Taken to their logical and empirical lengths, the environmental dogmas lead to endless wars against the efforts of the life force to manifest and sustain itself on Earth. But life is a disruptive force, forever transforming the environment into other forms. And all of this change, we are told, is a threat to the planet, which must now make adjustments—as George Carlin reminded us—to incorporate plastic bags into its being.
The assumption that underlies much of environmentalism is that maintaining equilibrium conditions is beneficial to a system. This is the same attitude that leads most established business interests to want to stabilize the conditions under which competition is to take place. But with any living system—be it an individual, an enterprise, or a civilization—stabilization is the equivalent of death. In the words of the noted botanist, Edmund Sinnott, “[c]onstancy and conservatism are qualities of the lifeless, not the living.” The only time your body will be in an equilibrium state is when you are dead; your biological system will have ceased to make life-sustaining responses to the changes in your environment. Not even the marketplace manifests equilibrium conditions. The laws of supply and demand tend toward equilibrium pricing—an increase in demand or a shortage in supply will raise prices which, in turn, encourages the greater production that will lower prices—but without ever achieving stability as a fixed state.
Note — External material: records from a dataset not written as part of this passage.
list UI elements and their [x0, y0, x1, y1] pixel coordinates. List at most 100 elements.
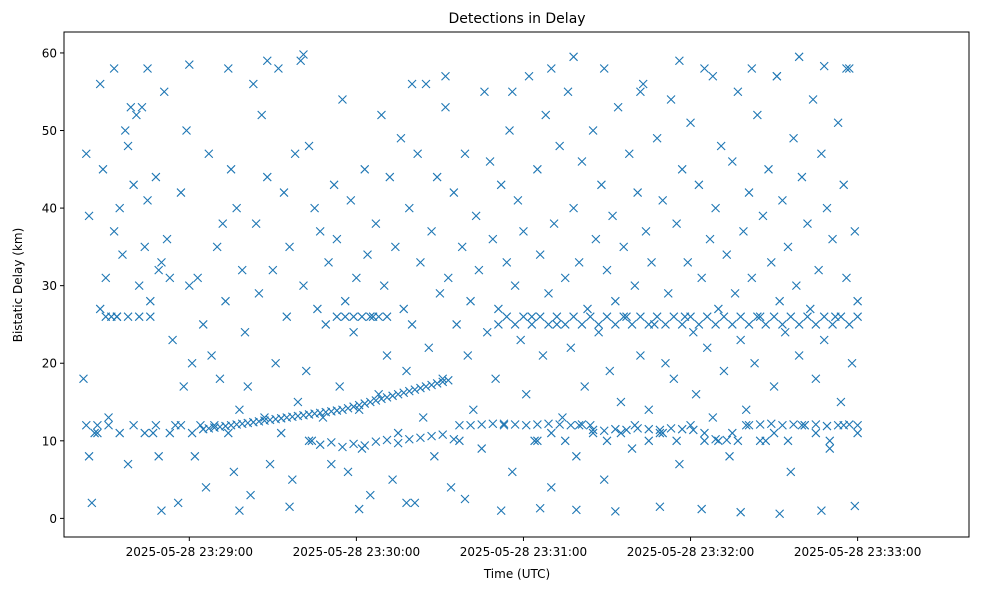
data-point	[686, 118, 695, 128]
data-point	[599, 475, 609, 484]
data-point	[84, 211, 94, 221]
data-point	[811, 420, 821, 429]
data-point	[697, 504, 707, 514]
data-point	[93, 428, 102, 438]
data-point	[98, 164, 108, 174]
data-point	[455, 436, 464, 446]
data-point	[505, 126, 514, 135]
data-point	[154, 265, 164, 275]
y-tick-label: 30	[42, 279, 57, 293]
data-point	[496, 180, 506, 190]
data-point	[313, 304, 322, 314]
data-point	[385, 172, 395, 182]
data-point	[805, 304, 815, 314]
data-point	[808, 95, 818, 104]
data-point	[365, 490, 375, 500]
data-point	[519, 226, 528, 236]
data-point	[190, 451, 200, 461]
data-point	[168, 335, 177, 345]
data-point	[686, 312, 695, 322]
data-point	[457, 242, 467, 252]
data-point	[510, 420, 520, 429]
data-point	[349, 312, 358, 322]
data-point	[672, 219, 682, 228]
data-point	[343, 467, 353, 477]
data-point	[154, 451, 164, 461]
data-point	[535, 503, 545, 513]
data-point	[780, 327, 790, 337]
data-points	[79, 50, 863, 519]
data-point	[655, 425, 665, 435]
data-point	[775, 509, 785, 519]
data-point	[285, 242, 294, 252]
data-point	[257, 110, 267, 120]
data-point	[672, 436, 682, 446]
data-point	[644, 424, 654, 434]
data-point	[713, 436, 723, 446]
data-point	[510, 320, 520, 329]
data-point	[173, 498, 183, 508]
y-axis-label: Bistatic Delay (km)	[11, 228, 25, 343]
data-point	[636, 87, 645, 97]
data-point	[778, 320, 787, 329]
data-point	[468, 405, 478, 415]
data-point	[702, 312, 712, 322]
data-point	[677, 164, 687, 174]
data-point	[388, 391, 397, 401]
data-point	[338, 442, 347, 452]
data-point	[803, 312, 812, 322]
data-point	[711, 320, 720, 329]
data-point	[577, 157, 587, 166]
data-point	[811, 320, 821, 329]
data-point	[338, 405, 347, 415]
data-point	[683, 258, 693, 267]
data-point	[235, 506, 244, 516]
data-point	[619, 242, 629, 252]
data-point	[354, 504, 364, 514]
data-point	[474, 265, 484, 275]
data-point	[747, 64, 757, 73]
data-point	[627, 320, 637, 329]
y-tick-label: 0	[49, 512, 57, 526]
data-point	[79, 374, 88, 384]
data-point	[488, 234, 498, 244]
data-point	[571, 505, 581, 515]
plot-area	[63, 31, 970, 538]
data-point	[519, 312, 528, 322]
data-point	[382, 351, 392, 360]
data-point	[669, 374, 679, 384]
data-point	[485, 157, 495, 166]
data-point	[594, 320, 604, 329]
data-point	[360, 164, 370, 174]
data-point	[527, 320, 537, 329]
data-point	[404, 203, 414, 213]
data-point	[204, 149, 214, 159]
data-point	[817, 149, 826, 159]
data-point	[393, 389, 403, 399]
data-point	[833, 118, 843, 128]
data-point	[616, 428, 626, 438]
data-point	[666, 95, 676, 104]
data-point	[847, 358, 857, 368]
data-point	[828, 320, 837, 329]
data-point	[833, 420, 843, 430]
data-point	[346, 195, 356, 205]
data-point	[393, 438, 403, 448]
data-point	[700, 64, 709, 73]
data-point	[597, 180, 606, 190]
data-point	[332, 312, 342, 322]
data-point	[240, 327, 250, 337]
data-point	[544, 320, 553, 329]
data-point	[207, 351, 216, 360]
data-point	[711, 434, 720, 444]
data-point	[123, 459, 133, 469]
y-tick-label: 20	[42, 357, 57, 371]
data-point	[844, 320, 854, 329]
data-point	[744, 320, 754, 329]
data-point	[844, 420, 854, 429]
data-point	[435, 289, 445, 298]
data-point	[610, 320, 620, 329]
data-point	[588, 425, 598, 435]
data-point	[775, 296, 785, 306]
In contrast to those who insist on sterilizing the planet—vaccinating it from the virus of mankind—may I suggest an alternative metaphor, drawn from the biologist Lewis Thomas. In his wonderful book, The Lives of a Cell, Thomas proposes a more holographic metaphor that sees the Earth not in the mechanistic, fragmented image to which our politicized thinking has accustomed us, but as an integrated system. Like a cell that functions through horizontal interconnectedness rather than vertically-structured direction, the planet may be seen as a self-regulating, mutually-supportive life system energized by the spontaneity and autonomy of its varied participants. So considered, those who insist upon severing this interconnectedness and fragmenting life into categories of controllers and the controlled, pose the greatest threat to the viability of the planet.